Retreat into a shallow ocean
Collide, get battered to the ground

Lines Composed while Feasting Censor He on a Day in Autumn

Xue Susu
Chinese
c. 1564 – c. 1650

 

Inside the city walls of stone in the pleasure quarter
I feel deeply mortified that my talents outshine all the others
The river glitters, the waters clear, and the seagulls swim in pairs
The sky looks hollow, the clouds serene, and the wild geese fly in rows
My embroidered dress partly borrows the hue of hibiscus
The emerald wine shares the scent of lotus
If I did not reciprocate your feelings
Would I dare to feast with you, Master He?

The Soundless Girl

We present this work in honor of the 10th anniversary of the poet’s death.

Eriko Kishida
Japanese
1929 – 2011

 

There was a clever boy. When he’d leave off whistling, he would examine the far distance with a pair of binoculars. When he grew tired of the binoculars, he would play with a tape-recorder. Or at times he would examine a girl with his binoculars and record the sounds she made on the tape-recorder, as he whistled the tune “I Love Your Eyes.” Her mind was more tender than he’d expected, and seemed to ripple. Her lips were unopened buds, so nothing ask! And her ears—ah, there was no sound. The clever boy took notes.

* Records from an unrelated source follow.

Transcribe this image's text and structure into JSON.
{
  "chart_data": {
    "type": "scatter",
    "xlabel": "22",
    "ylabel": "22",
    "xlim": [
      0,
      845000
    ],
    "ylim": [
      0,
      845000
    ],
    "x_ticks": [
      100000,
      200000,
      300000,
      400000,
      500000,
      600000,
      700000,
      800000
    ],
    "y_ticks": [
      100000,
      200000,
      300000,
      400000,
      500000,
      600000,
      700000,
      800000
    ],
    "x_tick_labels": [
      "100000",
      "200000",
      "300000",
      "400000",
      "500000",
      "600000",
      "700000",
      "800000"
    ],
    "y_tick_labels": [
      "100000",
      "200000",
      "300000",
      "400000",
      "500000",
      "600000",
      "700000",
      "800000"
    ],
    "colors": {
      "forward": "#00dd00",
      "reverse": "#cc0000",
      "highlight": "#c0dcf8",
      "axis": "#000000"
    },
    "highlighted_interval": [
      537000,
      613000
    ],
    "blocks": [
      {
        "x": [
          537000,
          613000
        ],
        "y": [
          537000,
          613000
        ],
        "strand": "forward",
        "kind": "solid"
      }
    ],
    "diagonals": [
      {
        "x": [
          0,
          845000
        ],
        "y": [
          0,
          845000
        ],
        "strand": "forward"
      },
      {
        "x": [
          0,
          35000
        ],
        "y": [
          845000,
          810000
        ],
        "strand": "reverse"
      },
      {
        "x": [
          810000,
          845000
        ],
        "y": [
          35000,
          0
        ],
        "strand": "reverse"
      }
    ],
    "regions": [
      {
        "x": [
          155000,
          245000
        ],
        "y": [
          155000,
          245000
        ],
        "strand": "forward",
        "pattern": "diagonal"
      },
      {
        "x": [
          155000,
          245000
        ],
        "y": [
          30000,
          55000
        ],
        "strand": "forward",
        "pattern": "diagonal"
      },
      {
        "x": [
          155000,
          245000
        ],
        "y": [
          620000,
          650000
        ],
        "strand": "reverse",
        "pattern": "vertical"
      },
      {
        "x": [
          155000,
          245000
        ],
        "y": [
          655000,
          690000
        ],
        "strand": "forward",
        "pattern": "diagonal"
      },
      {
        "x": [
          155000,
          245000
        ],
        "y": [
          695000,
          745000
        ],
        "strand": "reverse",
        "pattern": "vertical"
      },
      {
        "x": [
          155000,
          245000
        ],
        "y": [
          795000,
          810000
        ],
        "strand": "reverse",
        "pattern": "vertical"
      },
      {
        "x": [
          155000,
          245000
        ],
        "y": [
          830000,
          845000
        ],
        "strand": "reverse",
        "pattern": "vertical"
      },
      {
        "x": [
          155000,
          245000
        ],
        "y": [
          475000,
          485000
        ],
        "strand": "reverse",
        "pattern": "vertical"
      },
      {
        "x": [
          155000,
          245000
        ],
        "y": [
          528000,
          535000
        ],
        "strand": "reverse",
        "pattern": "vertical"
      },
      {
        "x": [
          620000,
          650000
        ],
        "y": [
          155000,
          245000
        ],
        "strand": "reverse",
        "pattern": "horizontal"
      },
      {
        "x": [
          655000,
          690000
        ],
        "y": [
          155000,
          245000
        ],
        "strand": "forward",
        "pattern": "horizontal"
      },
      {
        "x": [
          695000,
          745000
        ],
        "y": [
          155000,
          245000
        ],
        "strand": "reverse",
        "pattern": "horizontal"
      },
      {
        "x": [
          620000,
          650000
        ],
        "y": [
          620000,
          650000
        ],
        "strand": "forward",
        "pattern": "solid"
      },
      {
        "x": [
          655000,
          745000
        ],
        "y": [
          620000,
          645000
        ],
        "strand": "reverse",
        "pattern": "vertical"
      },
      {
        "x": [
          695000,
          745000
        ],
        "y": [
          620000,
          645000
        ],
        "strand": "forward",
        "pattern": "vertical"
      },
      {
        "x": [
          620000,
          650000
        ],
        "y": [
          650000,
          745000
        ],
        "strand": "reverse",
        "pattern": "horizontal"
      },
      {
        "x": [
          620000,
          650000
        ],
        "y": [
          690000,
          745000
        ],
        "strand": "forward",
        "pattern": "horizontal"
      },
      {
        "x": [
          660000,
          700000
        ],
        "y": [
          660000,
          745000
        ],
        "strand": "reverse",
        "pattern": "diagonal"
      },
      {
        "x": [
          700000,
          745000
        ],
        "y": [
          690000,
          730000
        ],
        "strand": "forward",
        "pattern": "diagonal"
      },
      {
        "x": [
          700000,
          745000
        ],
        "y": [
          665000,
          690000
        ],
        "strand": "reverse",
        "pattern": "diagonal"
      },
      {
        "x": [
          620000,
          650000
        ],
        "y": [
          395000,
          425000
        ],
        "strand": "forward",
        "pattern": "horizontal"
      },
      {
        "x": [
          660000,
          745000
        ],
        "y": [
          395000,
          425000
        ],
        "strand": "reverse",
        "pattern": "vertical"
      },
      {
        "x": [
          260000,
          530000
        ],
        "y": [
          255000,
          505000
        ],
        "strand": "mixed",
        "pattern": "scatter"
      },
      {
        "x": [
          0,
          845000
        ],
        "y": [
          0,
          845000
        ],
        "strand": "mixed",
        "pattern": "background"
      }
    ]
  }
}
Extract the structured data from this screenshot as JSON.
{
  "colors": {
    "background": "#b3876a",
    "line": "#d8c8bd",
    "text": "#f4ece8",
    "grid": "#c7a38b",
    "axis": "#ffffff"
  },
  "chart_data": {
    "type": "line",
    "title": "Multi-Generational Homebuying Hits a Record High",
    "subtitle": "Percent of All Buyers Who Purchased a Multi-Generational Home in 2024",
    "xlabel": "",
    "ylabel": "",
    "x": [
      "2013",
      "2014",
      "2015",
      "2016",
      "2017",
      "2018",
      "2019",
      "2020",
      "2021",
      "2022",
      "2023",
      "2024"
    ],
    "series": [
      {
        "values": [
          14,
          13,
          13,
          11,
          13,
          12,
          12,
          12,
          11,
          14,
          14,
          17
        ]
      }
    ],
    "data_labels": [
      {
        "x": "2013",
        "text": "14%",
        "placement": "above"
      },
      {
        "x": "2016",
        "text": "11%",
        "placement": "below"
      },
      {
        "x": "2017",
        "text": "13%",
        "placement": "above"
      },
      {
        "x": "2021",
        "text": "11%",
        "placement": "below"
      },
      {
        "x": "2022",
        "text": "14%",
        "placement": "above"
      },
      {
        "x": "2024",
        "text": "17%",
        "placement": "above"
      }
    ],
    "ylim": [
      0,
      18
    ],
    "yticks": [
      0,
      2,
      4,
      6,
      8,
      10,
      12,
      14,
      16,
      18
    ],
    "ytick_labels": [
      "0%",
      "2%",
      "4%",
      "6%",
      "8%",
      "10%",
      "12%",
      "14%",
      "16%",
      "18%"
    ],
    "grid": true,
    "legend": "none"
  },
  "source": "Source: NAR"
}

One day there was a strange girl there. Let me explain in what way she was strange. Her footsteps were the road’s footsteps, the sound of her running was the sound of the wind running. So when the girl ate an apricot, there was the sound of the apricot eating her. When the girl swam, the sea came for a swim. The boy wondered, then, which was real? Which sound he should tape-record? What if the girl should like me? The boy was suddenly afraid. The boy by then already liked the girl. I think you know what comes next. The boy stopped taking notes. He put his ear to the girl’s ear. And—ah, there was a sound. This ear—ah, it’s my sound! the boy said.